I wake up hideously early, and pop out to get a Metro. On my return, I spot my neighbour. ‘Come and have some breakfast,’ she says cheerfully. I am thrilled. Apparently there’s already been a ready-brek disaster, so we’re having Shreddies. I am happy about this, because ready-brek has a decidedly dubious texture. (See also rice pudding for food too naughty to be served in polite company). I decide to eat my breakfast at the kid’s table. This is mostly because the chairs are shaped like different wild animals. I dither, but pick the elephant. ‘Good morning,’ I say politely to my neighbour’s 2 year old daughter. She continues to eat her Shreddies unperturbed. I try to play it a bit cooler, and drink my tea. (I am keen to drink my tea as fast as humanly possible, because 90% of burns to small children are caused by hot drinks. I am determined to stay in the 10% of people who do not burn small children).

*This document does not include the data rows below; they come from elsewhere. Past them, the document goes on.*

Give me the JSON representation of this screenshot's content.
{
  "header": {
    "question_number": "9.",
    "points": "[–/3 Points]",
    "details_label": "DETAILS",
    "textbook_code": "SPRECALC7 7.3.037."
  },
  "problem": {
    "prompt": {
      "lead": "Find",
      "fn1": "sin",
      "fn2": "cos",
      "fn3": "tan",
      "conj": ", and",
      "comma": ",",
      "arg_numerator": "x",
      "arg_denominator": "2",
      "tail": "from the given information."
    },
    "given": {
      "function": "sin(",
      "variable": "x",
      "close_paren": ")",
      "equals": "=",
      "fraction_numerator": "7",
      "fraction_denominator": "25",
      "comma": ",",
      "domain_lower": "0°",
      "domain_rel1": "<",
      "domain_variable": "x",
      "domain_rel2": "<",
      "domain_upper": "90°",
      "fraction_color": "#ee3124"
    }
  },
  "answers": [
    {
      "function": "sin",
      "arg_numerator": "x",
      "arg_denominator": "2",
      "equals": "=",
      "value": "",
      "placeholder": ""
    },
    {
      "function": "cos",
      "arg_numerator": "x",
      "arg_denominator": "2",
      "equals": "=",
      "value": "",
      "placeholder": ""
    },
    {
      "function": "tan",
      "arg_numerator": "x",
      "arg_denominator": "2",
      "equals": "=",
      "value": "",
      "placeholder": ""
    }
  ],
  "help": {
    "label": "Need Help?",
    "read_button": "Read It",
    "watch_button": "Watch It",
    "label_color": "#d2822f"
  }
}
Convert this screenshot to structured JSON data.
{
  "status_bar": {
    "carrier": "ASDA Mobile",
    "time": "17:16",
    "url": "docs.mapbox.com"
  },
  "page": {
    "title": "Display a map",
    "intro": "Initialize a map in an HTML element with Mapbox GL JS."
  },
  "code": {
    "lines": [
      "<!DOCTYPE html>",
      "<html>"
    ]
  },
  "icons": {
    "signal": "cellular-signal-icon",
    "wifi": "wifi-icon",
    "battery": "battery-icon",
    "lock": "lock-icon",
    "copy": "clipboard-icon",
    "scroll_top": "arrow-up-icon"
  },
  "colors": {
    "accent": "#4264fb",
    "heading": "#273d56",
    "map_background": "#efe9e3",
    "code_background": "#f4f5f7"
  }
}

‘Look! I’ve made a tower!’ my new friend says. I hastily swallow my mouthful of Shreddies. I rarely get an opportunity to show off my tower making skills. I wait until her tower falls (rookie mistake) and grab the building blocks. ‘Look at my much bigger tower!’ I tell her proudly. She pushes it over. I resolve to teach her about not being a sore loser, and set about making the world’s tallest tower. (I was hindered only by a lack of material, not talent. I am seeking to rectify this, and think my neighbours will be delighted when the 4 kilos of building blocks arrive next week).
We have exhausted the building block possibilities (I blame my stingy neighbours, who put in a downstairs bathroom rather than a tower-building room. This kind of short-sightedness will haunt them when they try to sell the house). We move on to play-dough. Along with felt-tip pens, play-dough is a long-time nemesis. (I’d very much like to see an investigation by the Advertising Standards Association into both of these products. I cannot be the only one whose childhood was blighted by their built-in obsolescence. Although I understand that giving things which seem so full of promise only to fade almost instantly into dried up rubbish to small children does have an air of poignancy. It’s just I’m sure we can find other ways to teach them these valuable life lessons. Ways which mean they can still colour in and make play-dough shapes).
Play-dough has improved immeasurably. (It still dries out almost instantly, leaving you fuming with impotent rage and sadness, but the shapes are loads better). I made a million excellent things. ‘Look! I’ve made a plane! It looks amazing!’ I showed my 2-year old friend proudly. She firmly flattened it with her miniature hand. I’m not sure my ego can take playing with toddlers. Though she did laugh at my ‘Where the Wild Things Are’ voices. (I was trying to be scary, but really I’ll take any positive feedback). I’m spending the rest of the day practicing colouring within the lines, and hoping for scrambled eggs tomorrow.